Alla ripresa pomeridiana fungerà da moderatore il Presidente della Camera penale distrettuale del Molise mentre le relazioni verteranno su:
• la chimica forense;
• le problematiche medico-legali e l’evoluzione scientifica;
• le prove elettroniche e le impronte telematiche;
• i profili giuridici ed applicativi delle intercettazioni telefoniche;
• l’ingresso del dato scientifico nel processo penale.

L’indiscussa attualità degli argomenti e l’elevato livello dei relatori costituiscono sicuro richiamo per gli «addetti ai lavori» (uno speciale punteggio ai fini professionali è previsto per avvocati e procuratori), ma spero risultino di allettante invito per tutti gli operatori del settore e, segnatamente, per il personale dell’Arma attiva od in quiescenza.
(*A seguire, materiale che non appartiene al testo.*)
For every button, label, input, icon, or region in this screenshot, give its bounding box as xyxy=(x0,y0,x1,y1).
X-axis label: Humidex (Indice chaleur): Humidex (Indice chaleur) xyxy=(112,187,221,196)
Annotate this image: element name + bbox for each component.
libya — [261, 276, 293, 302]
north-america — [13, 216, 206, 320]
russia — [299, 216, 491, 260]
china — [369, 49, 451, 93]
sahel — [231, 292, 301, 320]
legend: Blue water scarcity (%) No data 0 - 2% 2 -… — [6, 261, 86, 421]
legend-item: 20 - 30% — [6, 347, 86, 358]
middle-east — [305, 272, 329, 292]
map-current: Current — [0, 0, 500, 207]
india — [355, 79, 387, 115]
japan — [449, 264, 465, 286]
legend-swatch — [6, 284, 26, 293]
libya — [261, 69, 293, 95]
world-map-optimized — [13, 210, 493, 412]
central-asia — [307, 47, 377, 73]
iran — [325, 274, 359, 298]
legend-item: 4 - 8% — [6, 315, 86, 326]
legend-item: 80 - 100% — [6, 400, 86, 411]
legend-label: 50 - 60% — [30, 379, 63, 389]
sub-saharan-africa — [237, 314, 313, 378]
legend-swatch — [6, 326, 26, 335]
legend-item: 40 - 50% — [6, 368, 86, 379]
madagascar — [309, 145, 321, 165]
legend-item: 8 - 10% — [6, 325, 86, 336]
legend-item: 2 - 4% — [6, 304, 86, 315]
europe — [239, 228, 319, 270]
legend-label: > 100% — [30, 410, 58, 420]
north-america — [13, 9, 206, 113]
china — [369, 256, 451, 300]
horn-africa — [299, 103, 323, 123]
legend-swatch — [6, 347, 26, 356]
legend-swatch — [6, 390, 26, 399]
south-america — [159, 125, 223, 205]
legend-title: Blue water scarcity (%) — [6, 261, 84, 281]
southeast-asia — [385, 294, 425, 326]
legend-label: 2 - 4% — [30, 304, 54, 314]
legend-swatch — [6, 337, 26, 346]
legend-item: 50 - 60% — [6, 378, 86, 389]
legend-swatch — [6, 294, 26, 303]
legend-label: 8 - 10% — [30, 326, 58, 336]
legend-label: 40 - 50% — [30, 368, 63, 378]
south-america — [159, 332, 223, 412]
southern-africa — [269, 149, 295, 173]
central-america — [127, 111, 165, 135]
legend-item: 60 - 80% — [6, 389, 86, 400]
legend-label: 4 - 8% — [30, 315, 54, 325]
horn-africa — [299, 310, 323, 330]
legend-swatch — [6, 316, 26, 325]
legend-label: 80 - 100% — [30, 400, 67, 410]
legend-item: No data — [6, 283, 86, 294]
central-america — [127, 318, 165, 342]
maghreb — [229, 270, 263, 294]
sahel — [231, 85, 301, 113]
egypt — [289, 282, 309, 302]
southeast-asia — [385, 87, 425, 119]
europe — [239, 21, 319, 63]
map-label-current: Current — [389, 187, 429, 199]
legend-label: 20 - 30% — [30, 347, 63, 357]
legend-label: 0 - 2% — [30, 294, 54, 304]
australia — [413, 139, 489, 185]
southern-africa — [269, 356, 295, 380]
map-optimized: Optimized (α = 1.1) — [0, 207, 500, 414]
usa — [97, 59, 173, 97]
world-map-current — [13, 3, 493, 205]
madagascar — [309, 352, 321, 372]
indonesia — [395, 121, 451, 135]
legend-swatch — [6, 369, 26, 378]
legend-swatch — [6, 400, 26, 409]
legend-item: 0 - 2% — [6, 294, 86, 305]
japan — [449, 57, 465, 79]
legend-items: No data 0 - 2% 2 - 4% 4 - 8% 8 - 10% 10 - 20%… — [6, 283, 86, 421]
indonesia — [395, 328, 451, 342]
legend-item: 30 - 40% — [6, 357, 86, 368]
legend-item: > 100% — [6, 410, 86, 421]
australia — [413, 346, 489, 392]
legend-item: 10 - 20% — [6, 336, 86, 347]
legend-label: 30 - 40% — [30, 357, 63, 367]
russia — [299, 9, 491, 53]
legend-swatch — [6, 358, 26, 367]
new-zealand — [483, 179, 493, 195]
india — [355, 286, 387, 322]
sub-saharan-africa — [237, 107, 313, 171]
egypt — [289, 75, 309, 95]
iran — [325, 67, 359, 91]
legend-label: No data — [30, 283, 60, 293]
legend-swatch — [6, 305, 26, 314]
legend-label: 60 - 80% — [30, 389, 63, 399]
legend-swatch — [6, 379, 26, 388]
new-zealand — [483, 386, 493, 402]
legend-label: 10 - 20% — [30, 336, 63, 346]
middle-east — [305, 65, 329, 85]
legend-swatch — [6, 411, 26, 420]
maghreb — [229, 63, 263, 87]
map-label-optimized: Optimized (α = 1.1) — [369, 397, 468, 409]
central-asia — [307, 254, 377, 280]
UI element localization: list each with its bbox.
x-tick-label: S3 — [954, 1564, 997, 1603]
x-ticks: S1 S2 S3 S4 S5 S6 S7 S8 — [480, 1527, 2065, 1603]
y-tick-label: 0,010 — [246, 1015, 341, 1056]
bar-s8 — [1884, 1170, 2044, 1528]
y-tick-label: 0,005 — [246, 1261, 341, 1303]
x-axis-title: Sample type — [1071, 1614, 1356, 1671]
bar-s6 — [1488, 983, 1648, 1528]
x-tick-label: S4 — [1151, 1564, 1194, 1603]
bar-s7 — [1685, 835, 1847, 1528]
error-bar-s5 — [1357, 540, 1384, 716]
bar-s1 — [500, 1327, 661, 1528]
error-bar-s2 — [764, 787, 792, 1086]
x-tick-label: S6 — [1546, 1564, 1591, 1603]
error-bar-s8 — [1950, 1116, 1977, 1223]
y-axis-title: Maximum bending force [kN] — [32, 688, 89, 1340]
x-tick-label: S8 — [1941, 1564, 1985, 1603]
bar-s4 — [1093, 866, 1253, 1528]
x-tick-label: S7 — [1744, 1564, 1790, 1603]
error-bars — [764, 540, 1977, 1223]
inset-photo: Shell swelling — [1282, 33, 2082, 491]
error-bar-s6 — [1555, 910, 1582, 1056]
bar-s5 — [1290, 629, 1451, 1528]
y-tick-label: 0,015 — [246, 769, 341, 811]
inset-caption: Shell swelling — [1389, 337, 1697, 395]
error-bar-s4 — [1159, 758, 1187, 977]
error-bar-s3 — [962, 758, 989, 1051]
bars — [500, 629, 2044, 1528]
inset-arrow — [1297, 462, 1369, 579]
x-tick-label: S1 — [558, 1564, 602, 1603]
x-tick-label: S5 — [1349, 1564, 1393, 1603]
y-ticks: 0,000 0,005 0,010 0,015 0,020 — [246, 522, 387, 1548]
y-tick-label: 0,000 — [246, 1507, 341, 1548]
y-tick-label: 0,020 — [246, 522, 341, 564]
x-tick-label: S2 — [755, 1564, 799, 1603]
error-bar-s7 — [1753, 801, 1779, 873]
La giornata del 13 la passeremo ancora a Campobasso e sarà per intero dedicata all’Università dei Saggi, per commentare i risultati del 14° stage, riprendere soprattutto il discorso sulla nostra ANTOLOGIA, divulgarne la conoscenza, valutare se sia il caso di disporne una seconda edizione. Il lettore interessato può intanto documentarsi sul volume leggendo la recensione del Gen: Andrea Castellano apparsa a pag. 32 dell’ultimo numero de le Fiamme d’Argento.
Come da nostra consuetudine, daremo poi la parola agli autori di nuovi libri o semplici memorie ed imposteremo il programma del 16° stage, che si svolgerà a Modena dal 13 al 21 marzo 2009, con un convegno storico riguardante il 150° anniversario dell’arrivo nel Principato dei Carabinieri Reali (1859).
Incontreremo in comodo orario alcune scolaresche che hanno partecipato al concorso, bandito per la circostanza dall’Ispettore ANC del Molise, sul tema «I carabinieri al servizio del cittadino nella quotidianità» e premieremo i vincitori.
In via di definizione, al momento in cui scrivo, è infine il progetto di un nuovo gemellaggio con la locale Università della terza età.
La domenica del 14 la trascorreremo per la maggior parte in BOIANO e, con diverse e significative manifestazioni, renderemo solenne omaggio al nostro Patrono, che, proprio il 14 dicembre 1998 in Volpiano (TO), rimaneva coinvolto in incidente elicotteristico, offrendo alla Patria la Sua giovane esistenza, unitamente a tre dipendenti.
Egli era uomo di fede. Con San Paolo, era convinto che la fede senza le opere fosse morta. In compagnia di un’infinita schiera di nostri Eroi, coltivava però anche la certezza che senza la fede - non necessariamente religiosa - le opere sono destinate a burocratizzarsi, a svanire gradualmente nel nulla.
È con questo ricordo nel cuore e nella mente che auspico per i tanti intervenuti l’acquisizione di nuove ed aggiornate nozioni professionali ma, prima ancora, un salutare bagno rigeneratore nella specchiata etica professata dal Generale Franco Romano.